The Bengals lead the league in drafted players no longer in the NFL. The coaching staff has way too much influence at times, a bad idea considering they are not on the road scouting and don’t always have good personnel judgments.

Look, there’s no defending a lot of Brown’s draft day decisions, but this is pretty weak sauce Czarnecki serves up. Akili Smith? That was 10 years ago, dude. Ki-Jana? Really? In order to prove Mike Brown is a poor drafter you have to go all the way back to 1995?

What about Levi Jones? Brown took nuclear fire over that pick, yet it turned out pretty well. And if Brown’s so bad, how to explain T.J. Houshmandzadeh?

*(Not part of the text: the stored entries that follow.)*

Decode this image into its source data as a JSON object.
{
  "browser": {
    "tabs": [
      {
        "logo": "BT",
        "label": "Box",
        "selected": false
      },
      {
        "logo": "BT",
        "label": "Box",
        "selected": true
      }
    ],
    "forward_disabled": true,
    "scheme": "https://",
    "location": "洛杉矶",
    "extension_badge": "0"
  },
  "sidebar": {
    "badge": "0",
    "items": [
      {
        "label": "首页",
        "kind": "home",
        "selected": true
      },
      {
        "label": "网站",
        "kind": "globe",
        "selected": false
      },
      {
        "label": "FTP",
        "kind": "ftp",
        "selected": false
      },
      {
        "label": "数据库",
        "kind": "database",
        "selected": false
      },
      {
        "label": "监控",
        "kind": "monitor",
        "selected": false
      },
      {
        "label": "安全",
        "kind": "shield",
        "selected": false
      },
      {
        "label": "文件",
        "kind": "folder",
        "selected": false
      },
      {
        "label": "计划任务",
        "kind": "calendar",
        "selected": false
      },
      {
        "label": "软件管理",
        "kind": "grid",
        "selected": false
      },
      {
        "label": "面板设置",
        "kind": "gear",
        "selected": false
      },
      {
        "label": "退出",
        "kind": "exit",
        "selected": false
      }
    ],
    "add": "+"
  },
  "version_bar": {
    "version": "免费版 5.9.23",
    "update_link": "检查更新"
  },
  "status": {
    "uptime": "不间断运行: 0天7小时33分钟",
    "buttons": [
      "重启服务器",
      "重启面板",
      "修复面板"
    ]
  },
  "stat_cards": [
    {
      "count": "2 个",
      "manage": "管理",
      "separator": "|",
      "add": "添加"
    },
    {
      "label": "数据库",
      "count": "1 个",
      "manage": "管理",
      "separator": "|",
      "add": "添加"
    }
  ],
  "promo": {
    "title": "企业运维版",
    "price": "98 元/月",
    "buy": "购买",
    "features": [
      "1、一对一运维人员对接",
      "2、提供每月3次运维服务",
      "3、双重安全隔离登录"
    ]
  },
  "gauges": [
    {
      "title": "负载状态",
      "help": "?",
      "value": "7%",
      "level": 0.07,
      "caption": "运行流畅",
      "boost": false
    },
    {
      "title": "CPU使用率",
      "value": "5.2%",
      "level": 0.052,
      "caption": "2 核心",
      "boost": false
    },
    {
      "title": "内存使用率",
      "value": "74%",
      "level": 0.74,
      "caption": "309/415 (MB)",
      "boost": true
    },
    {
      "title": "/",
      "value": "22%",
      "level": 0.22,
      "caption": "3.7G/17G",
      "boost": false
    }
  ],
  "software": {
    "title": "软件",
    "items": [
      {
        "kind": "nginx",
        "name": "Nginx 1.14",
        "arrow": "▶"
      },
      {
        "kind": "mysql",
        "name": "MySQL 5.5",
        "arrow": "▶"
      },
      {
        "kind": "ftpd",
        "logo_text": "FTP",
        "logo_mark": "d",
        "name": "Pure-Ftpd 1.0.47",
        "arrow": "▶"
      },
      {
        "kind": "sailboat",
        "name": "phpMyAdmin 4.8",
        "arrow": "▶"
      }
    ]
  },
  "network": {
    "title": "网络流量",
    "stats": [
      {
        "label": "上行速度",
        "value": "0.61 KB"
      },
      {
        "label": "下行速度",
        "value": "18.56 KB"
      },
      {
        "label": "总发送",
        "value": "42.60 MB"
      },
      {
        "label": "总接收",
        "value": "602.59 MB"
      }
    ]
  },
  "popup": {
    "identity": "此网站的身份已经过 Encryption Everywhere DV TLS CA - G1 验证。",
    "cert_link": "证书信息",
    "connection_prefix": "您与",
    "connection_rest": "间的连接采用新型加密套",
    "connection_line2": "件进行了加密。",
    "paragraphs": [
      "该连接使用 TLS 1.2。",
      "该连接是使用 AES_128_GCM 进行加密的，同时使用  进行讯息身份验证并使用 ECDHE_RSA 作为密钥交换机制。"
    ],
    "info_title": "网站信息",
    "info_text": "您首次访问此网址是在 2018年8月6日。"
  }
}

We can play this game forever. The point is, Brown’s made his share of good, bad and blah picks. That’s the not the problem. The problem, as Mike Tanier wrote today, is that the Bengals run a shoestring operation that can’t do player development well. They’ve shown themselves capable of finding and developing later-round picks — Stacy Andrews is a recent example — but high draft picks, who come with natural talent, are left to their own devices and only blossom if they prove to be self-directed. This was the case for Chad Johnson, before he became Chad Ochocinco and quit sleeping on the couch at PBS in order to squeeze in more film study. On the other hand, you had Justin Smith, who was pretty much the same player from his rookie year forward.

This helps explain why the Bengals always seem to get more than expected out of the second day of the draft, but less than expected out of the first. As always, it comes down to the organization needing to professionalize and staff up to an NFL-caliber level. The draft doesn’t end on day 2. In fact, it’s just beginning.